In [None]:
import pandas as pd

In [None]:
movies = pd.read_csv('ml-latest-small/movies.csv')
ratings = pd.read_csv('ml-latest-small/ratings.csv')
tags = pd.read_csv('ml-latest-small/tags.csv')
tags.head()
del tags['timestamp']

row_0 = tags.iloc[0]
type(row_0)
print(row_0)

In [None]:
tags.isnull().any().any()
tags=tags.dropna()
tags.isnull().any().any()

In [None]:
t = movies.merge(tags, on='movieId', how='inner')
t.head()

In [None]:
avg_ratings= ratings.groupby('movieId', as_index=False).mean()
del avg_ratings['userId']
avg_ratings.head()

box_office = movies.merge(avg_ratings, on='movieId', how='inner')
box_office.tail()

is_highly_rated = box_office['rating'] >= 4.0
box_office[is_highly_rated][-5:]

In [None]:
movie_genres = movies['genres'].str.split('|', expand=True)
movie_genres['isComedy'] = movies['genres'].str.contains('Comedy')
movies['year'] = movies['title'].str.extract('.*\((.*)\).*', expand=True)

Train-test split
Along with the rating, there is also a timestamp column that shows the date and time the review was submitted. Using the timestamp column, we will implement our train-test split strategy using the leave-one-out methodology. For each user, the most recent review is used as the test set (i.e. leave one out), while the rest will be used as training data .

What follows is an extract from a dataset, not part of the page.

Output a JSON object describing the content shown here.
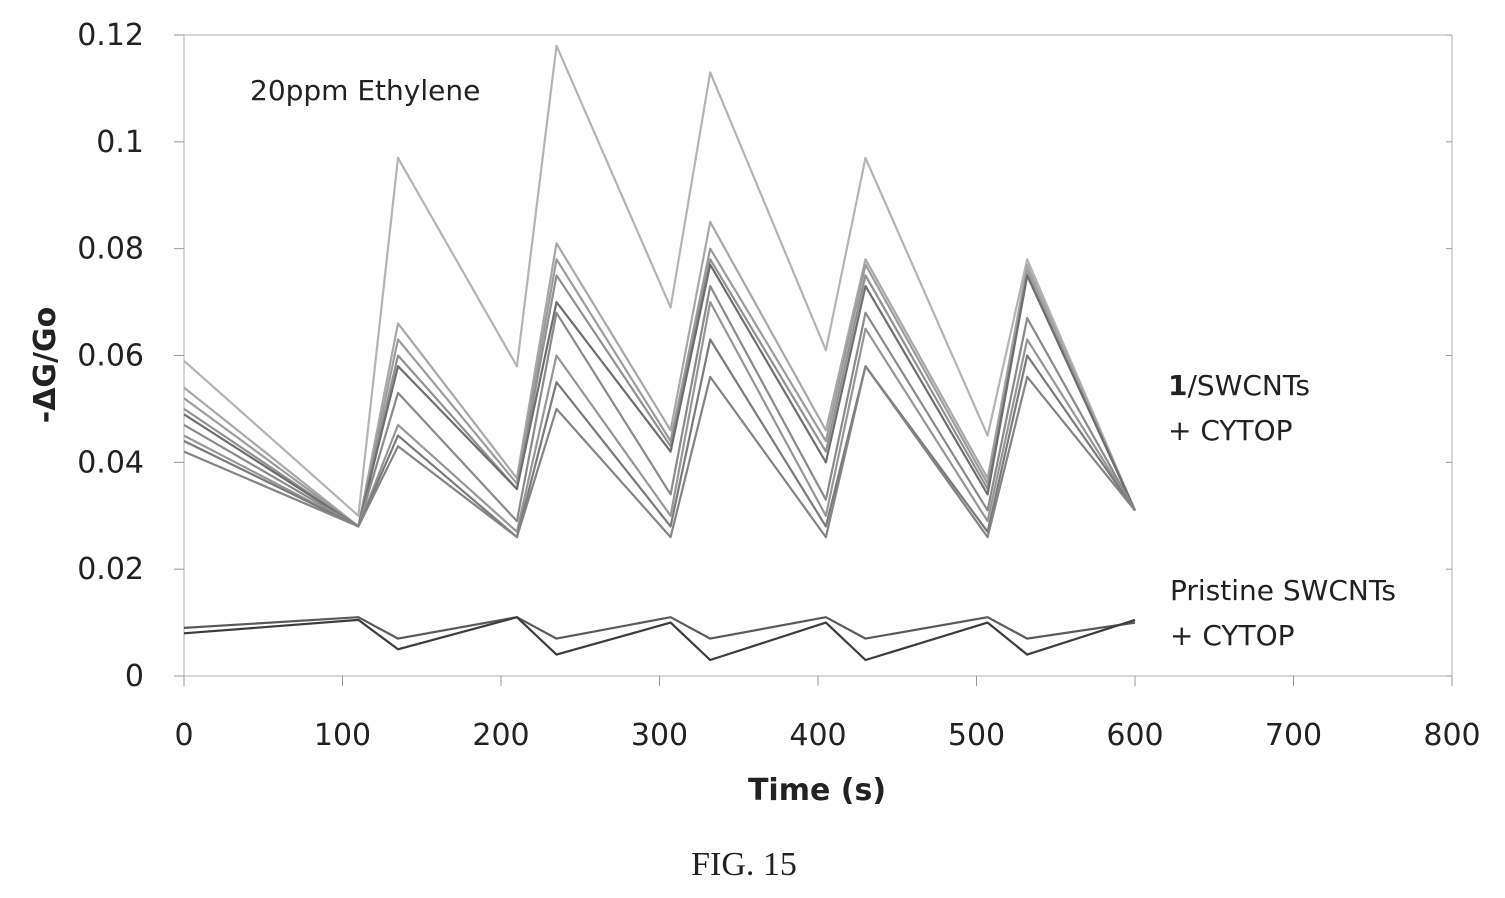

To illustrate this, the movies reviewed by user 39,849 is shown below. The last movie reviewed by the user is the 2014 hit movie Guardians of The Galaxy. We'll use this movie as the testing data for this user, and use the rest of the reviewed movies as training data.

In [None]:
ratings['rank_latest'] = ratings.groupby(['userId'])['timestamp'] \
                                .rank(method='first', ascending=False)

train_ratings = ratings[ratings['rank_latest'] != 1]
test_ratings = ratings[ratings['rank_latest'] == 1]

# drop columns that we no longer need
train_ratings = train_ratings[['userId', 'movieId', 'rating']]
test_ratings = test_ratings[['userId', 'movieId', 'rating']]

Converting the dataset into an implicit feedback dataset
As discussed earlier, we will train a recommender system using implicit feedback. However, the MovieLens dataset that we're using is based on explicit feedback. To convert this dataset into an implicit feedback dataset, we'll simply binarize the ratings such that they are are '1' (i.e. positive class). The value of '1' represents that the user has interacted with the item.

It is important to note that using implicit feedback reframes the problem that our recommender is trying to solve. Instead of trying to predict movie ratings (when using explicit feedback), we are trying to predict whether the user will interact (i.e. click/buy/watch) with each movie, with the aim of presenting to users the movies with the highest interaction likelihood.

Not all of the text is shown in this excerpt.